The statement didn’t explain the details of the partnership that would allow the teams to remain in the competition as separate entities without launch agreements of some kind. The four teams mentioned in the statement as partnering with Synergy Moon did not respond to requests for comment about their status.
Four other teams that have yet to announce launch contracts or other arrangements — AngelicvM, Euroluna, Plan B and Team Italia — also did not respond to inquiries about their status. One of the four, AngelicvM, had previously planned to fly its rover on Astrobotic’s lander.
Pacher said that he was skeptical that any team would be able to claim the prize before it expires at the end of 2017. “I think there is little chance for whatever team to meet the current deadline,” he said. “Signing a contract mere one year before the planned launch date looks anyway extremely risky.”
Barton, speaking at the IAC in September, said there were no plans to further extend the competition, whose deadlines have been stretched out several times. When the Google Lunar X Prize was unveiled in 2007, the competition’s grand prize was set to decrease from $20 million to $15 million if no team won it by the end of 2012, and would expire at the end of 2014.

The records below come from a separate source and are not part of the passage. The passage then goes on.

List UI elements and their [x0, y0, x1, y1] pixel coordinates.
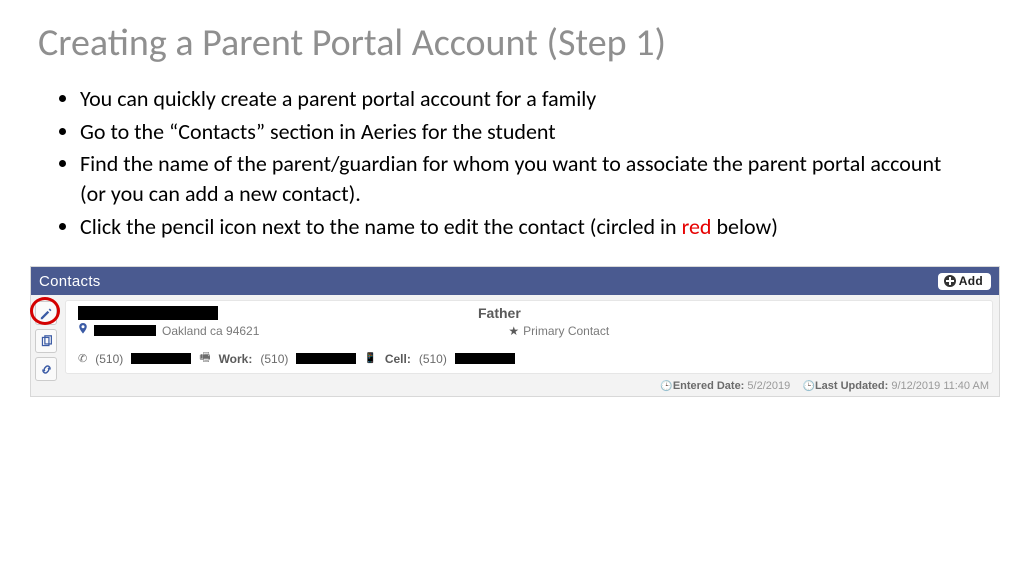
- copy-button[interactable]: [35, 329, 57, 353]
- star-icon: ★: [508, 324, 519, 338]
- clock-icon: 🕒: [660, 381, 672, 392]
- contacts-panel: Contacts Add F: [30, 266, 1000, 397]
- fax-icon: 🖷: [199, 348, 210, 369]
- bullet-item: Go to the “Contacts” section in Aeries f…: [80, 117, 964, 147]
- bullet-item: Find the name of the parent/guardian for…: [80, 149, 964, 208]
- link-button[interactable]: [35, 357, 57, 381]
- entered-date-label: Entered Date:: [673, 380, 745, 392]
- edit-button[interactable]: [35, 301, 57, 325]
- instruction-list: You can quickly create a parent portal a…: [80, 84, 964, 241]
- redacted-cell-phone: [455, 353, 515, 364]
- redacted-work-phone: [296, 353, 356, 364]
- mobile-icon: 📱: [364, 353, 376, 364]
- add-label: Add: [959, 274, 983, 288]
- plus-icon: [944, 275, 956, 287]
- entered-date-value: 5/2/2019: [747, 380, 790, 392]
- contact-footer: 🕒Entered Date: 5/2/2019 🕒Last Updated: 9…: [61, 380, 999, 396]
- redacted-name: [78, 306, 218, 320]
- relation-label: Father: [478, 305, 521, 321]
- work-phone-label: Work:: [219, 352, 253, 366]
- copy-icon: [40, 335, 53, 348]
- add-button[interactable]: Add: [938, 273, 991, 290]
- action-column: [31, 295, 61, 396]
- cell-phone-label: Cell:: [385, 352, 411, 366]
- redacted-address: [94, 325, 156, 336]
- last-updated-label: Last Updated:: [815, 380, 888, 392]
- phone-icon: ✆: [78, 352, 87, 365]
- contact-card: Father Oakland ca 94621 ★ Primary Contac…: [65, 300, 993, 374]
- pencil-icon: [40, 307, 53, 320]
- redacted-phone: [131, 353, 191, 364]
- location-icon: [78, 323, 88, 338]
- bullet-item: You can quickly create a parent portal a…: [80, 84, 964, 114]
- work-area: (510): [260, 352, 288, 366]
- contacts-header-label: Contacts: [39, 273, 101, 290]
- phone-area: (510): [95, 352, 123, 366]
- cell-area: (510): [419, 352, 447, 366]
- bullet-item: Click the pencil icon next to the name t…: [80, 212, 964, 242]
- page-title: Creating a Parent Portal Account (Step 1…: [38, 20, 994, 66]
- primary-contact-label: Primary Contact: [523, 324, 609, 338]
- city-state-zip: Oakland ca 94621: [162, 324, 259, 338]
- last-updated-value: 9/12/2019 11:40 AM: [891, 380, 989, 392]
- link-icon: [40, 363, 53, 376]
- clock-icon: 🕒: [802, 381, 814, 392]
- contacts-header: Contacts Add: [31, 267, 999, 295]
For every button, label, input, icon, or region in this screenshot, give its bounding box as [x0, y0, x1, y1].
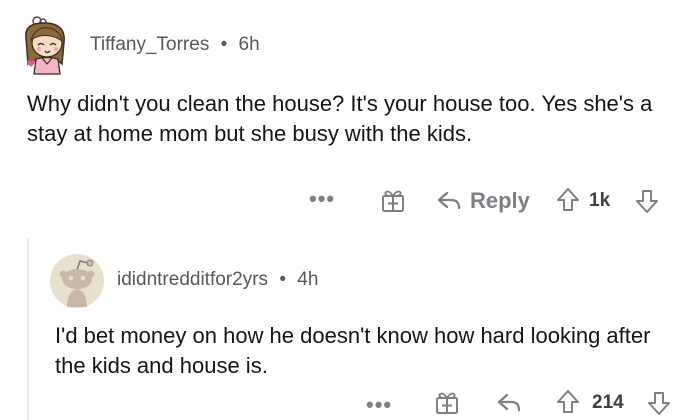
award-button[interactable]: [434, 390, 460, 416]
user-avatar[interactable]: [16, 14, 76, 76]
username[interactable]: Tiffany_Torres: [90, 34, 209, 55]
gift-icon: [436, 392, 458, 414]
reply-label: Reply: [470, 188, 530, 213]
upvote-button[interactable]: [556, 389, 580, 415]
downvote-arrow-icon: [636, 190, 658, 213]
gift-icon: [382, 190, 404, 212]
more-options-icon: •••: [309, 186, 336, 211]
upvote-arrow-icon: [557, 390, 579, 413]
snoo-avatar-default-icon: [50, 254, 104, 308]
downvote-arrow-icon: [648, 392, 670, 415]
vote-score: 214: [592, 392, 624, 414]
score-value: 1k: [589, 190, 611, 211]
comment-action-bar: ••• 214: [0, 386, 700, 420]
more-options-icon: •••: [366, 392, 393, 417]
comment-action-bar: ••• Reply 1k: [0, 180, 700, 222]
reply-button[interactable]: Reply: [436, 188, 530, 214]
award-button[interactable]: [380, 188, 406, 214]
comment-reply: ididntredditfor2yrs • 4h I'd bet money o…: [0, 238, 700, 420]
timestamp[interactable]: 4h: [297, 269, 318, 290]
meta-separator: •: [220, 34, 228, 55]
more-options-button[interactable]: •••: [309, 186, 336, 211]
downvote-button[interactable]: [647, 390, 671, 416]
timestamp[interactable]: 6h: [239, 34, 260, 55]
user-avatar[interactable]: [49, 253, 105, 309]
vote-score: 1k: [589, 190, 610, 212]
downvote-button[interactable]: [635, 188, 659, 214]
comment-meta: Tiffany_Torres • 6h: [90, 34, 260, 56]
reply-arrow-icon: [437, 191, 461, 210]
reply-arrow-icon: [497, 393, 521, 412]
comment-text: Why didn't you clean the house? It's you…: [27, 91, 653, 146]
upvote-arrow-icon: [557, 188, 579, 211]
username[interactable]: ididntredditfor2yrs: [117, 269, 268, 290]
snoo-avatar-girl-icon: [25, 16, 65, 75]
comment-text: I'd bet money on how he doesn't know how…: [55, 323, 651, 378]
meta-separator: •: [279, 269, 286, 290]
more-options-button[interactable]: •••: [366, 392, 393, 417]
comment-meta: ididntredditfor2yrs • 4h: [117, 269, 318, 291]
comment-top: Tiffany_Torres • 6h Why didn't you clean…: [0, 0, 700, 238]
score-value: 214: [592, 392, 624, 413]
upvote-button[interactable]: [556, 187, 580, 213]
reply-button[interactable]: [496, 391, 522, 415]
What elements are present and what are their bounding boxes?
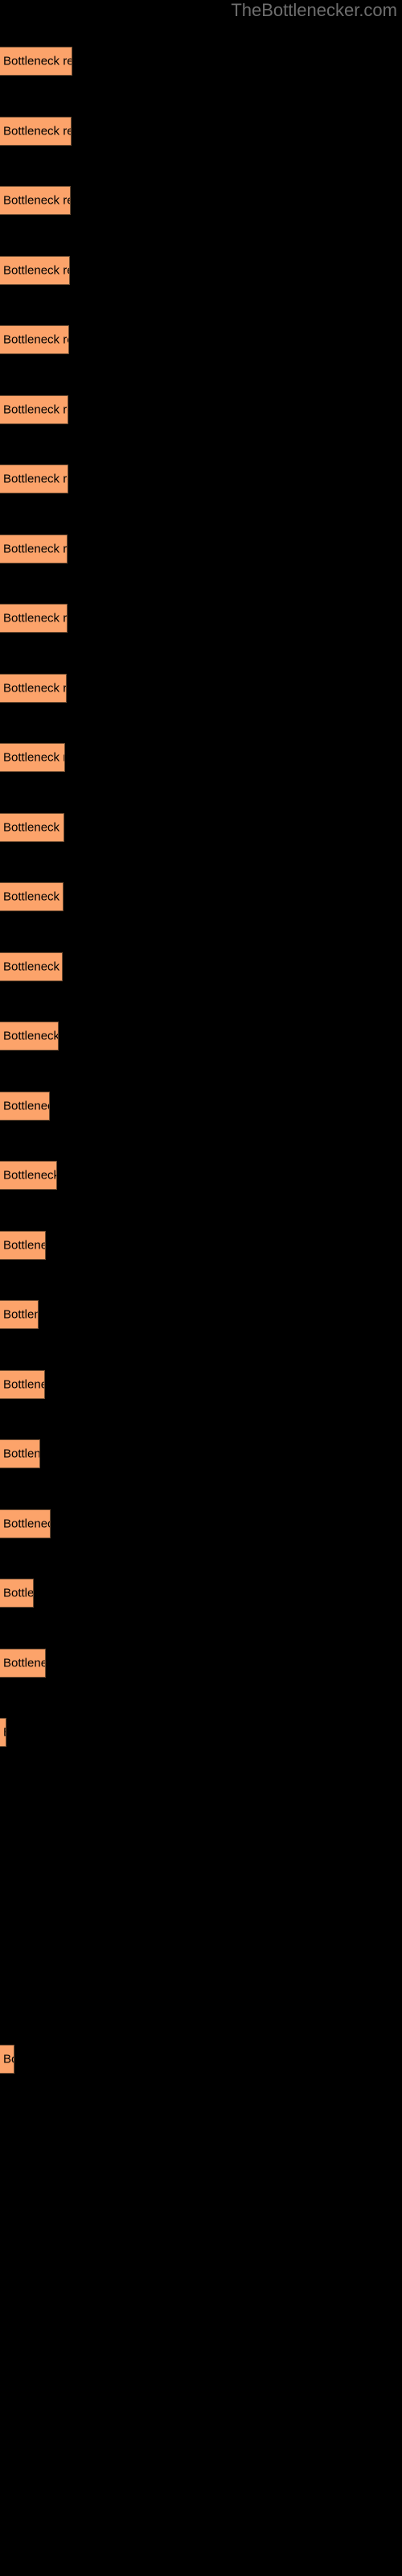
chart-bar[interactable]: Bottleneck result xyxy=(0,1300,39,1329)
chart-bar[interactable]: Bottleneck result xyxy=(0,674,67,703)
chart-bar-label: Bottleneck result xyxy=(3,960,62,974)
chart-bar[interactable]: Bottleneck result xyxy=(0,1161,57,1190)
chart-bar-label: Bottleneck result xyxy=(3,1029,59,1043)
page-root: TheBottlenecker.com Bottleneck resultBot… xyxy=(0,0,402,2576)
chart-bar[interactable]: Bottleneck result xyxy=(0,117,72,146)
chart-bar[interactable]: Bottleneck result xyxy=(0,325,69,354)
chart-bar[interactable]: Bottleneck result xyxy=(0,1231,46,1260)
chart-bar[interactable]: Bottleneck result xyxy=(0,1439,40,1468)
chart-bar[interactable]: Bottleneck result xyxy=(0,186,71,215)
chart-bar-label: Bottleneck result xyxy=(3,332,68,347)
chart-bar[interactable]: Bottleneck result xyxy=(0,604,68,633)
chart-bar-label: Bottleneck result xyxy=(3,2052,14,2066)
chart-bar-label: Bottleneck result xyxy=(3,890,63,904)
chart-bar[interactable]: Bottleneck result xyxy=(0,882,64,911)
chart-bar[interactable]: Bottleneck result xyxy=(0,1022,59,1051)
chart-bar-label: Bottleneck result xyxy=(3,1238,45,1253)
chart-bar-label: Bottleneck result xyxy=(3,1099,49,1113)
chart-bar[interactable]: Bottleneck result xyxy=(0,1649,46,1678)
chart-bar[interactable]: Bottleneck result xyxy=(0,395,68,424)
chart-bar-label: Bottleneck result xyxy=(3,1168,57,1183)
chart-bar-label: Bottleneck result xyxy=(3,1656,45,1670)
chart-bar[interactable]: Bottleneck result xyxy=(0,2045,14,2074)
chart-bar-label: Bottleneck result xyxy=(3,820,64,835)
bottleneck-bar-chart: Bottleneck result Bottleneck result Bottle… xyxy=(0,0,402,2576)
chart-bar-label: Bottleneck result xyxy=(3,681,67,696)
chart-bar-label: Bottleneck result xyxy=(3,472,68,486)
chart-bar-label: Bottleneck result xyxy=(3,1377,44,1392)
chart-bar-label: Bottleneck result xyxy=(3,124,71,138)
chart-bar[interactable]: Bottleneck result xyxy=(0,813,64,842)
chart-bar-label: Bottleneck result xyxy=(3,1517,50,1531)
chart-bar-label: Bottleneck result xyxy=(3,1726,6,1740)
chart-bar[interactable]: Bottleneck result xyxy=(0,743,65,772)
chart-bar[interactable]: Bottleneck result xyxy=(0,952,63,981)
chart-bar-label: Bottleneck result xyxy=(3,611,68,625)
chart-bar[interactable]: Bottleneck result xyxy=(0,464,68,493)
chart-bar-label: Bottleneck result xyxy=(3,402,68,417)
chart-bar-label: Bottleneck result xyxy=(3,54,72,68)
chart-bar[interactable]: Bottleneck result xyxy=(0,256,70,285)
chart-bar-label: Bottleneck result xyxy=(3,1586,34,1600)
chart-bar-label: Bottleneck result xyxy=(3,542,68,556)
chart-bar[interactable]: Bottleneck result xyxy=(0,1718,6,1747)
chart-bar[interactable]: Bottleneck result xyxy=(0,1579,34,1608)
chart-bar[interactable]: Bottleneck result xyxy=(0,47,72,76)
chart-bar[interactable]: Bottleneck result xyxy=(0,535,68,564)
chart-bar[interactable]: Bottleneck result xyxy=(0,1509,51,1538)
chart-bar-label: Bottleneck result xyxy=(3,193,70,208)
chart-bar[interactable]: Bottleneck result xyxy=(0,1092,50,1121)
chart-bar[interactable]: Bottleneck result xyxy=(0,1370,45,1399)
chart-bar-label: Bottleneck result xyxy=(3,750,64,765)
chart-bar-label: Bottleneck result xyxy=(3,1447,40,1461)
chart-bar-label: Bottleneck result xyxy=(3,1307,38,1322)
chart-bar-label: Bottleneck result xyxy=(3,263,69,278)
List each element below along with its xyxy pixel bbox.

Pacher said he accepted the X Prize Foundation’s plans not to extend the deadline again, but added that, should the foundation reconsider that view, it should “consider a fair reopening of the contest” for all 16 teams currently in the race.
PT Scientists’ Przywarra said his team would likely continue developing their lunar mission regardless of whether their launch contract is verified in time for them to continue in the Google Lunar X Prize. That mission plans to land near the Apollo 17 landing site, with their two rovers approaching the lunar rover left behind by that mission, the last human expedition to the moon to date.
“Our mission to the moon will take place in any way and as it stands today has a good chance of being highly competitive to be the first private mission to the moon,” he said, “with the added scientific value of visiting Apollo 17.”